The global search bar, also called the Search All function, is a good area to start exploring genes, mRNA, and proteins within GeneNetwork. To best use this new tool, use standard gene symbols containing more than two characters in the name.
Similarly, by using the dropdown menu on the left (Figure 1), a user can switch to phenotypes, and search for any phenotype of interest in the same way.
Another area to acquire data is the Select and search pull-down menus (Figure 2). To get started, the user has to choose a population of interest. GeneNetwork contains data from a wide range of species, from humans to soybeans, but most of the available phenotypic data is from mice. Within the mouse dataset there are groups of families, crosses, non-genetic groupings, and individual data. The type of dataset must be selected after defining the species and sample population. While genotypes, mRNA, methylated DNA, protein, metagenomic, and metabolome datasets are available (i.e. molecular omics phenotypes), the simplest starting point is the phenotype dataset.
Select and search menus make it simple to access a database of phenotype, omics, and genotype data for humans and plant and animal populations and families. For the purposes of this primer, the Mouse BXD family (2A) Phenotypes (2B) is selected. The Make Default button (2C) allows users to ‘lock in’ their choice of search criteria, immediately returning to the same dataset the next time GN is opened.

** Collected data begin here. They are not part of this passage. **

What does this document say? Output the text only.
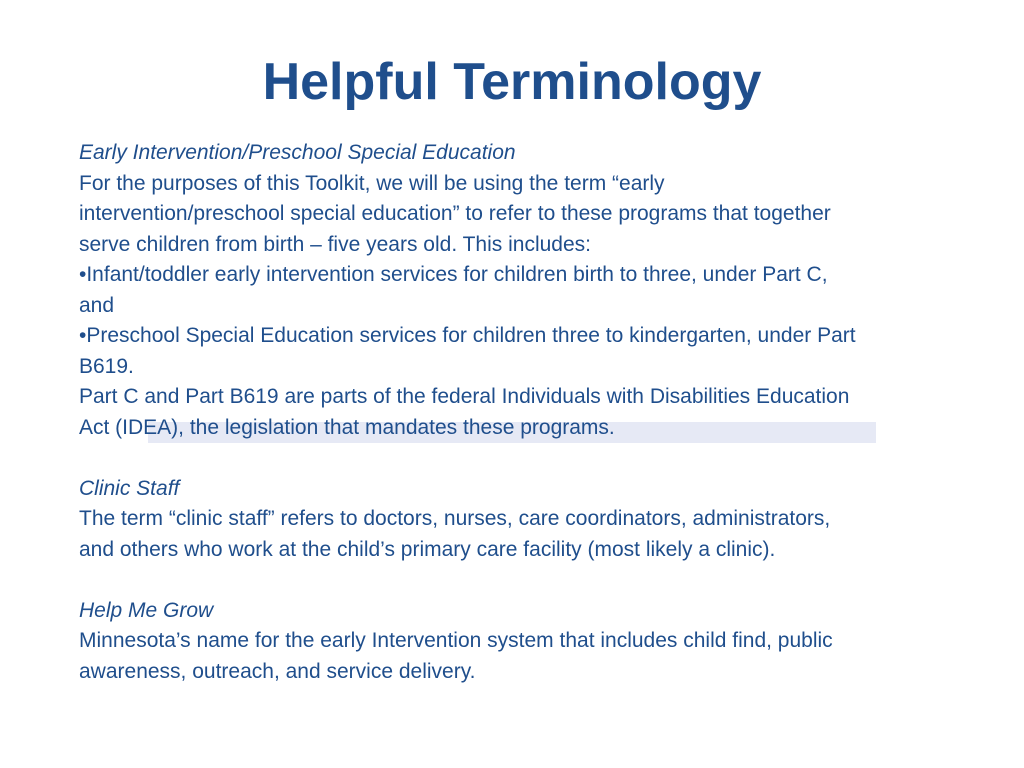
Helpful Terminology

Early Intervention/Preschool Special Education

For the purposes of this Toolkit, we will be using the term “early

intervention/preschool special education” to refer to these programs that together

serve children from birth – five years old. This includes:

•Infant/toddler early intervention services for children birth to three, under Part C,

and

•Preschool Special Education services for children three to kindergarten, under Part

B619.

Part C and Part B619 are parts of the federal Individuals with Disabilities Education

Act (IDEA), the legislation that mandates these programs.

Clinic Staff

The term “clinic staff” refers to doctors, nurses, care coordinators, administrators,

and others who work at the child’s primary care facility (most likely a clinic).

Help Me Grow

Minnesota’s name for the early Intervention system that includes child find, public

awareness, outreach, and service delivery.
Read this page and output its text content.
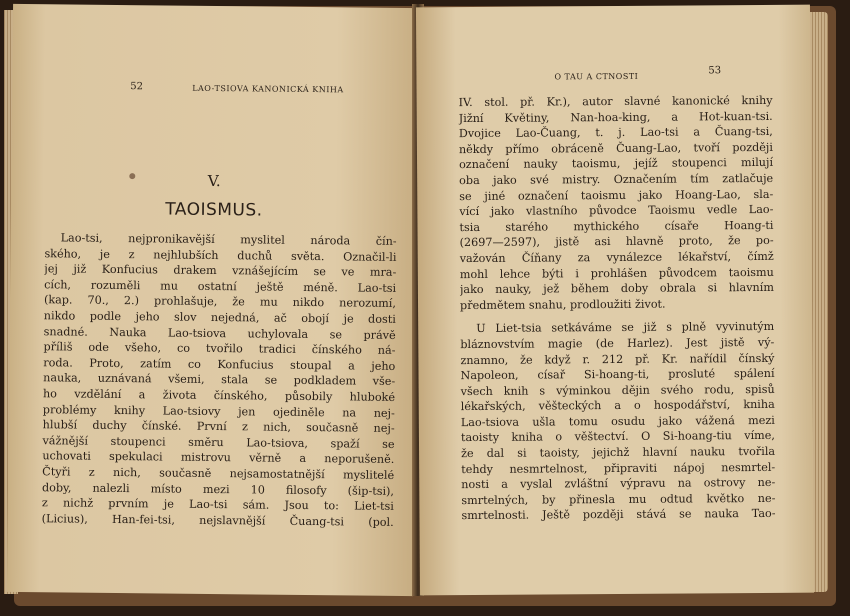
52	LAO-TSIOVA KANONICKÁ KNIHA
V.
TAOISMUS.
Lao-tsi, nejpronikavější myslitel národa čín-
ského, je z nejhlubších duchů světa. Označil-li
jej již Konfucius drakem vznášejícím se ve mra-
cích, rozuměli mu ostatní ještě méně. Lao-tsi
(kap. 70., 2.) prohlašuje, že mu nikdo nerozumí,
nikdo podle jeho slov nejedná, ač obojí je dosti
snadné. Nauka Lao-tsiova uchylovala se právě
příliš ode všeho, co tvořilo tradici čínského ná-
roda. Proto, zatím co Konfucius stoupal a jeho
nauka, uznávaná všemi, stala se podkladem vše-
ho vzdělání a života čínského, působily hluboké
problémy knihy Lao-tsiovy jen ojediněle na nej-
hlubší duchy čínské. První z nich, současně nej-
vážnější stoupenci směru Lao-tsiova, spaží se
uchovati spekulaci mistrovu věrně a neporušeně.
Čtyři z nich, současně nejsamostatnější myslitelé
doby, nalezli místo mezi 10 filosofy (šip-tsi),
z nichž prvním je Lao-tsi sám. Jsou to: Liet-tsi
(Licius), Han-fei-tsi, nejslavnější Čuang-tsi (pol.
O TAU A CTNOSTI
53
IV. stol. př. Kr.), autor slavné kanonické knihy
Jižní Květiny, Nan-hoa-king, a Hot-kuan-tsi.
Dvojice Lao-Čuang, t. j. Lao-tsi a Čuang-tsi,
někdy přímo obráceně Čuang-Lao, tvoří později
označení nauky taoismu, jejíž stoupenci milují
oba jako své mistry. Označením tím zatlačuje
se jiné označení taoismu jako Hoang-Lao, sla-
vící jako vlastního původce Taoismu vedle Lao-
tsia starého mythického císaře Hoang-ti
(2697—2597), jistě asi hlavně proto, že po-
važován Číňany za vynálezce lékařství, čímž
mohl lehce býti i prohlášen původcem taoismu
jako nauky, jež během doby obrala si hlavním
předmětem snahu, prodloužiti život.
U Liet-tsia setkáváme se již s plně vyvinutým
bláznovstvím magie (de Harlez). Jest jistě vý-
znamno, že když r. 212 př. Kr. nařídil čínský
Napoleon, císař Si-hoang-ti, prosluté spálení
všech knih s výminkou dějin svého rodu, spisů
lékařských, věšteckých a o hospodářství, kniha
Lao-tsiova ušla tomu osudu jako vážená mezi
taoisty kniha o věštectví. O Si-hoang-tiu víme,
že dal si taoisty, jejichž hlavní nauku tvořila
tehdy nesmrtelnost, připraviti nápoj nesmrtel-
nosti a vyslal zvláštní výpravu na ostrovy ne-
smrtelných, by přinesla mu odtud květko ne-
smrtelnosti. Ještě později stává se nauka Tao-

We will use the BXD family (Figure 2A)(Ashbrook et al., 2019), for this demonstration, as it has the largest phenome group of over 7000 phenotypes collected over 40 years (Figure 2B), as well as over 100 omics datasets, allowing the broadest systems genetics analysis. They have the advantage of each genome being infinitely replicable, unlike F2 or outbred populations, where each individual represents a unique genome.
Figure 2 shows the available input fields using the Search function. The first search field is for an ‘any’ search, whereas the second is for an ‘all’ search. For example, let us imagine that we are interested in the regulation of the immune system. Once the user has found the appropriate search parameters for their study, they can also lock that selection by choosing the Make Default button (Figure 2C). To gather a broad collection of phenotypes, we could fill the Get Any with ‘inflammation immunity infection cytokines’ and this will search for any phenotype description which contains the word inflammation OR the word immunity OR the word infection OR the word cytokines (over 240 entries in June 2020). If, on the other hand, we are only interested in cytokines from T cells, we can use the Combined search box with ‘T cell cytokine’, which will find any phenotype where the description contains the word ‘T’ AND the word ‘cell’ AND the word ‘cytokine’ (12 entries in June 2020).

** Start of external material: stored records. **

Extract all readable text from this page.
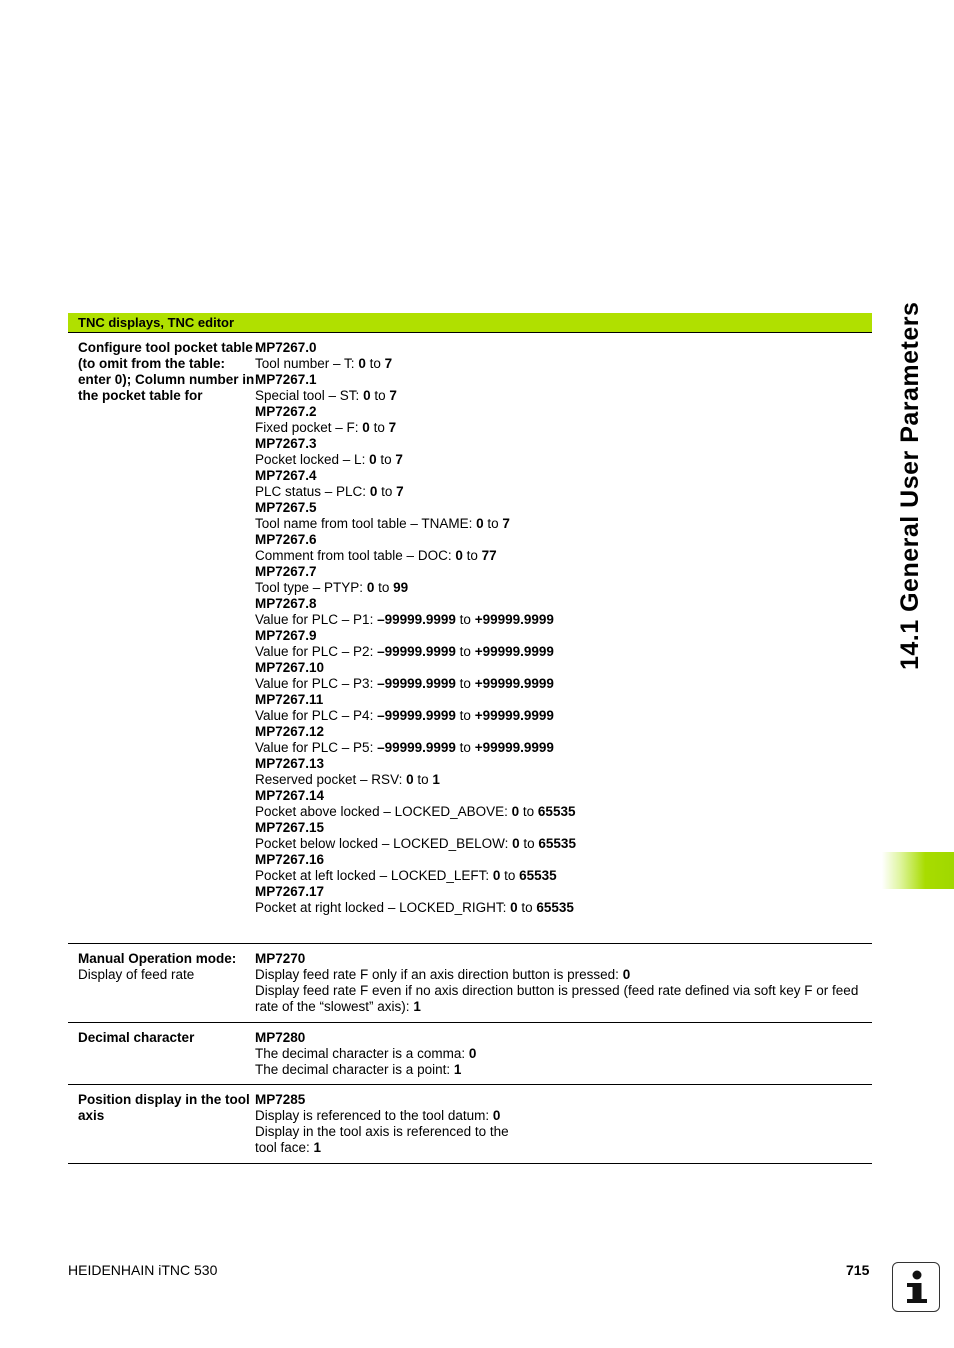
14.1 General User Parameters
TNC displays, TNC editor
Configure tool pocket table (to omit from the table: enter 0); Column number in the pocket table for
MP7267.0
Tool number – T: 0 to 7
MP7267.1
Special tool – ST: 0 to 7
MP7267.2
Fixed pocket – F: 0 to 7
MP7267.3
Pocket locked – L: 0 to 7
MP7267.4
PLC status – PLC: 0 to 7
MP7267.5
Tool name from tool table – TNAME: 0 to 7
MP7267.6
Comment from tool table – DOC: 0 to 77
MP7267.7
Tool type – PTYP: 0 to 99
MP7267.8
Value for PLC – P1: –99999.9999 to +99999.9999
MP7267.9
Value for PLC – P2: –99999.9999 to +99999.9999
MP7267.10
Value for PLC – P3: –99999.9999 to +99999.9999
MP7267.11
Value for PLC – P4: –99999.9999 to +99999.9999
MP7267.12
Value for PLC – P5: –99999.9999 to +99999.9999
MP7267.13
Reserved pocket – RSV: 0 to 1
MP7267.14
Pocket above locked – LOCKED_ABOVE: 0 to 65535
MP7267.15
Pocket below locked – LOCKED_BELOW: 0 to 65535
MP7267.16
Pocket at left locked – LOCKED_LEFT: 0 to 65535
MP7267.17
Pocket at right locked – LOCKED_RIGHT: 0 to 65535
Manual Operation mode: Display of feed rate
MP7270
Display feed rate F only if an axis direction button is pressed: 0
Display feed rate F even if no axis direction button is pressed (feed rate defined via soft key F or feed rate of the “slowest” axis): 1
Decimal character	MP7280
The decimal character is a comma: 0
The decimal character is a point: 1
Position display in the tool axis
MP7285
Display is referenced to the tool datum: 0
Display in the tool axis is referenced to the
tool face: 1
HEIDENHAIN iTNC 530	715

Taking this second search as our example, the user must decide which of the phenotypes are relevant to their interest. The initial search produces a records table (Figure 3). This table displays the record ID, a brief description of the project or publication, the authors of the dataset, the year it was published, as well as LRS information. The maximum LRS value will indicate if there is a locus within the BXD family of mice which influences that phenotype. The table also indicates where the maximum LRS value is found within the genome, specifically the location of the marker with the strongest linkage to the phenotype. In Figure 3A, we have selected the phenotype with the highest LRS value.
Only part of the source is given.